The Environmental Cost of AI
The scale of AI's resource use is substantial. Frequently cited analyses estimate that training a single large transformer model can emit hundreds of metric tons of carbon dioxide — comparable to the lifetime emissions of several cars — with figures varying widely depending on model size, hardware, and the carbon intensity of the electricity grid used. Training GPT-3, for example, has been estimated to have released on the order of 500 metric tons of carbon dioxide, whereas much smaller models emit only a fraction of that.
The footprint is not limited to training. Inference — serving a model to users — can dominate total lifetime energy use for popular deployed systems, since each query consumes power and a successful model may serve billions of requests. Data centres housing AI hardware also consume water for cooling, raising local resource concerns in water-stressed regions.
Techniques for Reducing AI's Footprint
Green AI draws on a portfolio of methods spanning the model lifecycle. Model compression techniques — including pruning (removing redundant weights), knowledge distillation (training a small model to mimic a larger one), and quantisation (representing weights with fewer bits) — shrink models so they require less energy for both training and inference, often with minimal accuracy loss. Efficient architectures and approaches such as mixture-of-experts activate only part of a model per query, reducing computation. Mixed-precision training and improved optimisation reduce the energy of training runs, while neural architecture search can be directed to find energy-efficient designs.
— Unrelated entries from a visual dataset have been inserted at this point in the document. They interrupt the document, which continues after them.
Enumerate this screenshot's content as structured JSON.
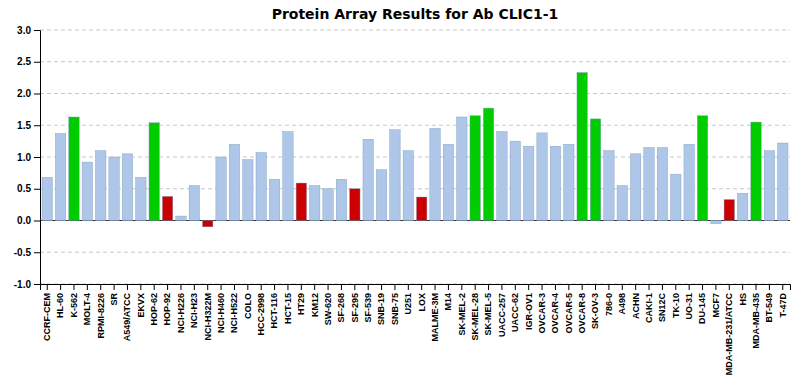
{
  "chart_data": {
    "type": "bar",
    "title": "Protein Array Results for Ab CLIC1-1",
    "categories": [
      "CCRF-CEM",
      "HL-60",
      "K-562",
      "MOLT-4",
      "RPMI-8226",
      "SR",
      "A549/ATCC",
      "EKVX",
      "HOP-62",
      "HOP-92",
      "NCI-H226",
      "NCI-H23",
      "NCI-H322M",
      "NCI-H460",
      "NCI-H522",
      "COLO",
      "HCC-2998",
      "HCT-116",
      "HCT-15",
      "HT29",
      "KM12",
      "SW-620",
      "SF-268",
      "SF-295",
      "SF-539",
      "SNB-19",
      "SNB-75",
      "U251",
      "LOX",
      "MALME-3M",
      "M14",
      "SK-MEL-2",
      "SK-MEL-28",
      "SK-MEL-5",
      "UACC-257",
      "UACC-62",
      "IGR-OV1",
      "OVCAR-3",
      "OVCAR-4",
      "OVCAR-5",
      "OVCAR-8",
      "SK-OV-3",
      "786-0",
      "A498",
      "ACHN",
      "CAKI-1",
      "SN12C",
      "TK-10",
      "UO-31",
      "DU-145",
      "MCF7",
      "MDA-MB-231/ATCC",
      "HS",
      "MDA-MB-435",
      "BT-549",
      "T-47D"
    ],
    "values": [
      0.68,
      1.37,
      1.63,
      0.92,
      1.1,
      1.0,
      1.05,
      0.68,
      1.54,
      0.38,
      0.07,
      0.55,
      -0.1,
      1.0,
      1.2,
      0.96,
      1.07,
      0.65,
      1.4,
      0.59,
      0.55,
      0.5,
      0.65,
      0.5,
      1.28,
      0.8,
      1.43,
      1.1,
      0.37,
      1.45,
      1.2,
      1.63,
      1.65,
      1.77,
      1.4,
      1.25,
      1.17,
      1.38,
      1.17,
      1.2,
      2.33,
      1.6,
      1.1,
      0.55,
      1.05,
      1.15,
      1.15,
      0.73,
      1.2,
      1.65,
      -0.05,
      0.33,
      0.43,
      1.55,
      1.1,
      1.22
    ],
    "colors": [
      "#aec6e8",
      "#aec6e8",
      "#00cc00",
      "#aec6e8",
      "#aec6e8",
      "#aec6e8",
      "#aec6e8",
      "#aec6e8",
      "#00cc00",
      "#cc0000",
      "#aec6e8",
      "#aec6e8",
      "#cc0000",
      "#aec6e8",
      "#aec6e8",
      "#aec6e8",
      "#aec6e8",
      "#aec6e8",
      "#aec6e8",
      "#cc0000",
      "#aec6e8",
      "#aec6e8",
      "#aec6e8",
      "#cc0000",
      "#aec6e8",
      "#aec6e8",
      "#aec6e8",
      "#aec6e8",
      "#cc0000",
      "#aec6e8",
      "#aec6e8",
      "#aec6e8",
      "#00cc00",
      "#00cc00",
      "#aec6e8",
      "#aec6e8",
      "#aec6e8",
      "#aec6e8",
      "#aec6e8",
      "#aec6e8",
      "#00cc00",
      "#00cc00",
      "#aec6e8",
      "#aec6e8",
      "#aec6e8",
      "#aec6e8",
      "#aec6e8",
      "#aec6e8",
      "#aec6e8",
      "#00cc00",
      "#aec6e8",
      "#cc0000",
      "#aec6e8",
      "#00cc00",
      "#aec6e8",
      "#aec6e8"
    ],
    "ylim": [
      -1.0,
      3.0
    ],
    "yticks": [
      {
        "value": -1.0,
        "label": "-1.0"
      },
      -0.5,
      {
        "value": 0.0,
        "label": "0.0"
      },
      0.5,
      {
        "value": 1.0,
        "label": "1.0"
      },
      1.5,
      {
        "value": 2.0,
        "label": "2.0"
      },
      2.5,
      {
        "value": 3.0,
        "label": "3.0"
      }
    ],
    "grid": true
  }
}
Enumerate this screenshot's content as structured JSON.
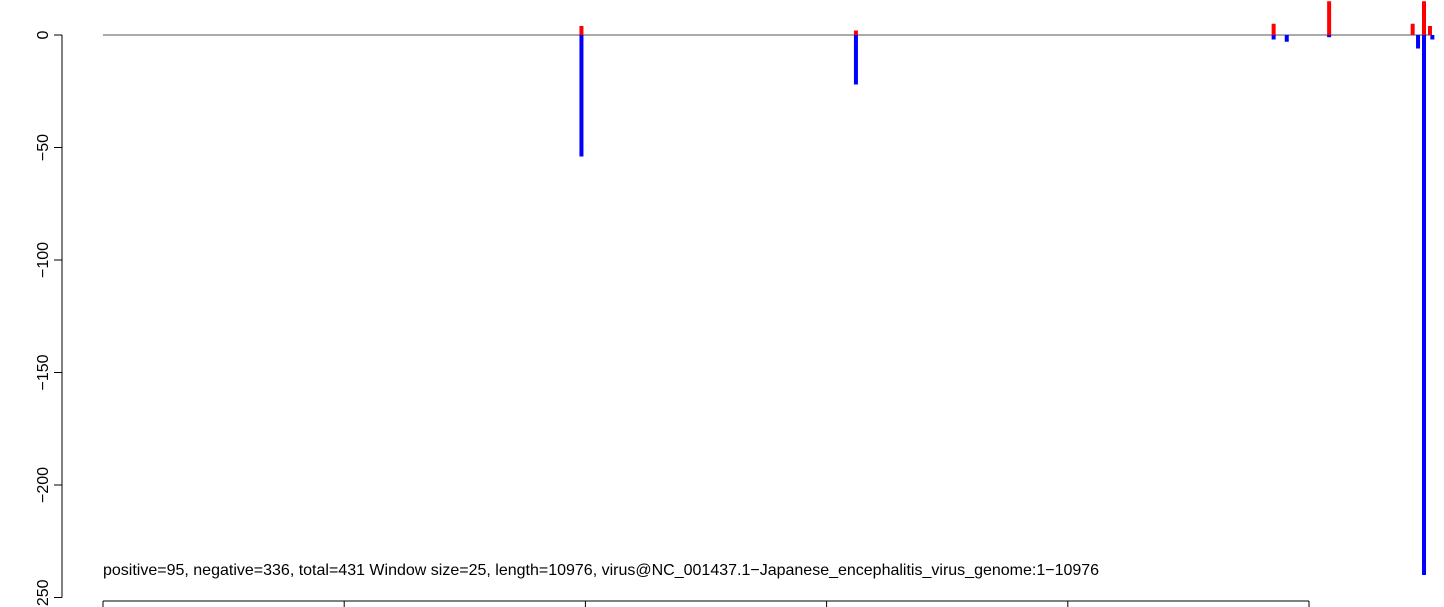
{
  "chart_data": {
    "type": "bar",
    "caption": "positive=95, negative=336, total=431 Window size=25, length=10976, virus@NC_001437.1−Japanese_encephalitis_virus_genome:1−10976",
    "x_range": [
      1,
      10976
    ],
    "ylim": [
      -250,
      15
    ],
    "y_ticks": [
      0,
      -50,
      -100,
      -150,
      -200,
      -250
    ],
    "y_tick_labels": [
      "0",
      "−50",
      "−100",
      "−150",
      "−200",
      "−250"
    ],
    "x_tick_count": 6,
    "zero_line": true,
    "colors": {
      "positive": "#ff0000",
      "negative": "#0000ff",
      "axis": "#000000",
      "baseline": "#555555"
    },
    "series": [
      {
        "name": "positive",
        "x": [
          4010,
          6310,
          9810,
          10275,
          10975,
          11070,
          11120
        ],
        "values": [
          4,
          2,
          5,
          15,
          5,
          15,
          4
        ]
      },
      {
        "name": "negative",
        "x": [
          4010,
          6310,
          9810,
          9920,
          10275,
          11020,
          11070,
          11140
        ],
        "values": [
          -54,
          -22,
          -2,
          -3,
          -1,
          -6,
          -240,
          -2
        ]
      }
    ]
  }
}
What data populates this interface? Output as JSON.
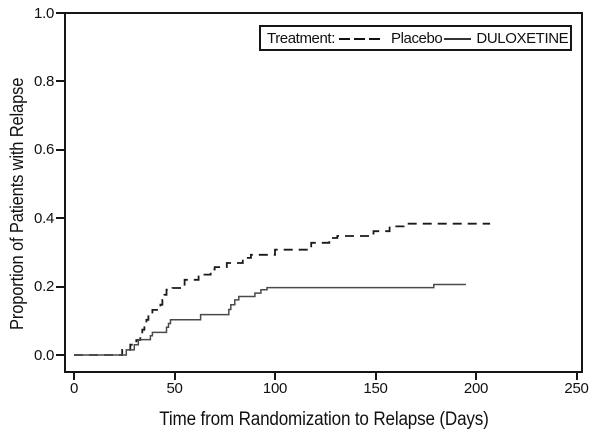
{
  "figure": {
    "background": "#ffffff",
    "frame_color": "#161616",
    "text_color": "#111111"
  },
  "chart_data": {
    "type": "line",
    "subtype": "kaplan-meier-step",
    "title": "",
    "xlabel": "Time from Randomization to Relapse (Days)",
    "ylabel": "Proportion of Patients with Relapse",
    "xlim": [
      0,
      250
    ],
    "ylim": [
      0.0,
      1.0
    ],
    "xticks": [
      "0",
      "50",
      "100",
      "150",
      "200",
      "250"
    ],
    "yticks": [
      "0.0",
      "0.2",
      "0.4",
      "0.6",
      "0.8",
      "1.0"
    ],
    "grid": "off",
    "legend": {
      "position": "top-right-inside",
      "title": "Treatment:",
      "entries": [
        {
          "label": "Placebo",
          "style": "dashed"
        },
        {
          "label": "DULOXETINE",
          "style": "solid"
        }
      ]
    },
    "series": [
      {
        "name": "Placebo",
        "style": "dashed",
        "color": "#1a1a1a",
        "stroke_width": 1.8,
        "step": "post",
        "points": [
          [
            0,
            0
          ],
          [
            24,
            0.015
          ],
          [
            28,
            0.03
          ],
          [
            31,
            0.044
          ],
          [
            33,
            0.059
          ],
          [
            34,
            0.074
          ],
          [
            35,
            0.088
          ],
          [
            36,
            0.103
          ],
          [
            37,
            0.118
          ],
          [
            39,
            0.132
          ],
          [
            43,
            0.147
          ],
          [
            44,
            0.161
          ],
          [
            45,
            0.176
          ],
          [
            46,
            0.191
          ],
          [
            49,
            0.196
          ],
          [
            55,
            0.22
          ],
          [
            62,
            0.235
          ],
          [
            68,
            0.25
          ],
          [
            70,
            0.257
          ],
          [
            76,
            0.269
          ],
          [
            84,
            0.284
          ],
          [
            88,
            0.293
          ],
          [
            100,
            0.308
          ],
          [
            118,
            0.328
          ],
          [
            127,
            0.342
          ],
          [
            131,
            0.348
          ],
          [
            149,
            0.362
          ],
          [
            157,
            0.376
          ],
          [
            164,
            0.384
          ],
          [
            207,
            0.384
          ]
        ]
      },
      {
        "name": "DULOXETINE",
        "style": "solid",
        "color": "#4a4a4a",
        "stroke_width": 1.5,
        "step": "post",
        "points": [
          [
            0,
            0
          ],
          [
            26,
            0.015
          ],
          [
            30,
            0.03
          ],
          [
            32,
            0.045
          ],
          [
            38,
            0.056
          ],
          [
            39,
            0.066
          ],
          [
            46,
            0.081
          ],
          [
            47,
            0.092
          ],
          [
            48,
            0.103
          ],
          [
            63,
            0.118
          ],
          [
            77,
            0.133
          ],
          [
            78,
            0.147
          ],
          [
            80,
            0.161
          ],
          [
            82,
            0.171
          ],
          [
            90,
            0.181
          ],
          [
            93,
            0.191
          ],
          [
            96,
            0.197
          ],
          [
            179,
            0.206
          ],
          [
            195,
            0.206
          ]
        ]
      }
    ]
  }
}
Beyond the model itself, operational choices matter greatly. Running workloads in data centres powered by renewable energy, scheduling training when and where the grid is cleanest (carbon-aware computing), improving data centre power usage effectiveness, and adopting liquid cooling all reduce the real-world footprint of a given amount of computation. Edge AI — running models on local devices — can also lower energy by avoiding constant data transmission to the cloud.
Measurement and Reporting
A foundational principle of Green AI is making efficiency a reported, comparable metric rather than an afterthought. Researchers advocate publishing the computational cost, energy use, and estimated emissions of experiments alongside accuracy, so that the community can weigh performance gains against their resource cost. Tools exist to estimate the carbon emissions of training runs based on hardware, runtime, and grid carbon intensity. Treating efficiency as a first-class metric encourages models that deliver strong performance per unit of energy rather than maximum performance at any cost.
Significance
As AI deployment scales globally, the aggregate energy demand of data centres has become a material factor in national energy planning and corporate sustainability commitments. Green AI connects technical research with these broader concerns, offering a path to continue advancing capability while limiting environmental harm. It also has an equity dimension: efficient models are cheaper to train and run, lowering barriers for smaller organisations and countries that lack access to vast compute resources.
References
- Schwartz, R., Dodge, J., Smith, N. A., Etzioni, O. (2020). Green AI. Communications of the ACM.
- Strubell, E., Ganesh, A., McCallum, A. (2019). Energy and Policy Considerations for Deep Learning in NLP. ACL.
- Springer Machine Learning. (2025). An efficient model training framework for green AI. link.springer.com.
- ScienceDirect. (2026). Eco-conscious green AI: Reviewing sustainability approaches to minimize environmental impact. sciencedirect.com.